The European Union's statistics office on Wednesday revised its second quarter economic growth estimate up slightly in the latest sign that the bloc has left a protracted recession behind.

The 27 countries' combined gross domestic product grew 0.4 per cent in the second quarter compared with the previous three-month period, when it shrank 0.1 per cent, Eurostat said.

The agency, which had last month estimated growth of 0.3 per cent, said the revision was due to more complete data from several member states, with household spending underpinning the economic momentum in many countries.

Eurostat left unrevised its 0.3 per cent growth estimate for the 17 countries sharing the euro currency. Compared with a year earlier, seasonally adjusted GDP was down by 0.5 per cent in the eurozone and remained stable for the EU, revised up from estimated drops of 0.7 per cent and 0.2 per cent.

The revision came amid a string of recent positive data — from increased business optimism to higher manufacturing output and retail sales — that point to a steady increase in the bloc's economic activity.

"The recent sharp rise in consumer confidence suggests that spending growth is likely to pick up further in the coming quarters," Capital Economics analysts wrote in a research note to clients.
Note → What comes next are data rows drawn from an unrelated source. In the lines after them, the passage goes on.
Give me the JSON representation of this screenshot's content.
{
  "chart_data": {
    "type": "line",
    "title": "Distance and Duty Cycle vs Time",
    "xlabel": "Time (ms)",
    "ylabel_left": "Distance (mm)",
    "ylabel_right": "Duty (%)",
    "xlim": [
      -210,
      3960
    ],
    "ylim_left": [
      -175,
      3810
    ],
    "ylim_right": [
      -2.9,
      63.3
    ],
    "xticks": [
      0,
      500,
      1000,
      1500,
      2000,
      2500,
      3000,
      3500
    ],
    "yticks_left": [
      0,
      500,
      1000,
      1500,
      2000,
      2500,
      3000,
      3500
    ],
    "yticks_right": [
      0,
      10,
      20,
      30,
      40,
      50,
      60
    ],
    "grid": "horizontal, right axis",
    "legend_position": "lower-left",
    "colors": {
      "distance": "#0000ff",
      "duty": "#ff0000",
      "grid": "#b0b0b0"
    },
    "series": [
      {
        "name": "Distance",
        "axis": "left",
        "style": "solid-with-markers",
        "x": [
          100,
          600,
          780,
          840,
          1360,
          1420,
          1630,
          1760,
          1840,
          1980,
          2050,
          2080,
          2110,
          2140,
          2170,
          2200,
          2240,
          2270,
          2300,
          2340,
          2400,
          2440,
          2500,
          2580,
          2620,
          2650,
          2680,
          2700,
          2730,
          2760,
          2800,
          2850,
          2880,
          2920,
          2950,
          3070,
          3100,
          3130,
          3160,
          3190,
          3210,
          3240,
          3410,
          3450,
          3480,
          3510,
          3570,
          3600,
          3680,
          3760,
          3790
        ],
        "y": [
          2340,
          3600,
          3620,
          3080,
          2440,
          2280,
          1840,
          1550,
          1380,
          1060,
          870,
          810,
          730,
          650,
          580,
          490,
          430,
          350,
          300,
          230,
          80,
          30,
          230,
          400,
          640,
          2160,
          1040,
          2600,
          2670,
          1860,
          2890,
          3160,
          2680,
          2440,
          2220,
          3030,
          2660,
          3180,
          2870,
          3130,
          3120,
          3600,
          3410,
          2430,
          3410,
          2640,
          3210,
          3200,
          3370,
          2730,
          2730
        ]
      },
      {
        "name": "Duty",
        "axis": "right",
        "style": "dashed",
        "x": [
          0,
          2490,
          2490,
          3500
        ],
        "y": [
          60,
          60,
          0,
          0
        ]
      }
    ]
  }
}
They expect a further expansion of the economy in the third quarter, even though they warned "that the continued weakness of the labour market is likely to limit the pace of the consumer recovery."

Europe's unemployment rate remains stubbornly high at 12.1 per cent. In some countries hardest-hit by Europe's debt crisis, such as Greece and Spain, more than one in four people don't have a job. Analysts say more dynamic growth will be needed to spur investment and job creation there.

Still, even meagre growth in Europe provides a boon to the global economy. The EU, which now totals 28 nations following Croatia's accession in July, has a population of some 500 million, and its annual gross domestic product stands at around $17.3 trillion — both more than the U.S., which has GDP of $16.6 trillion for 315 million people.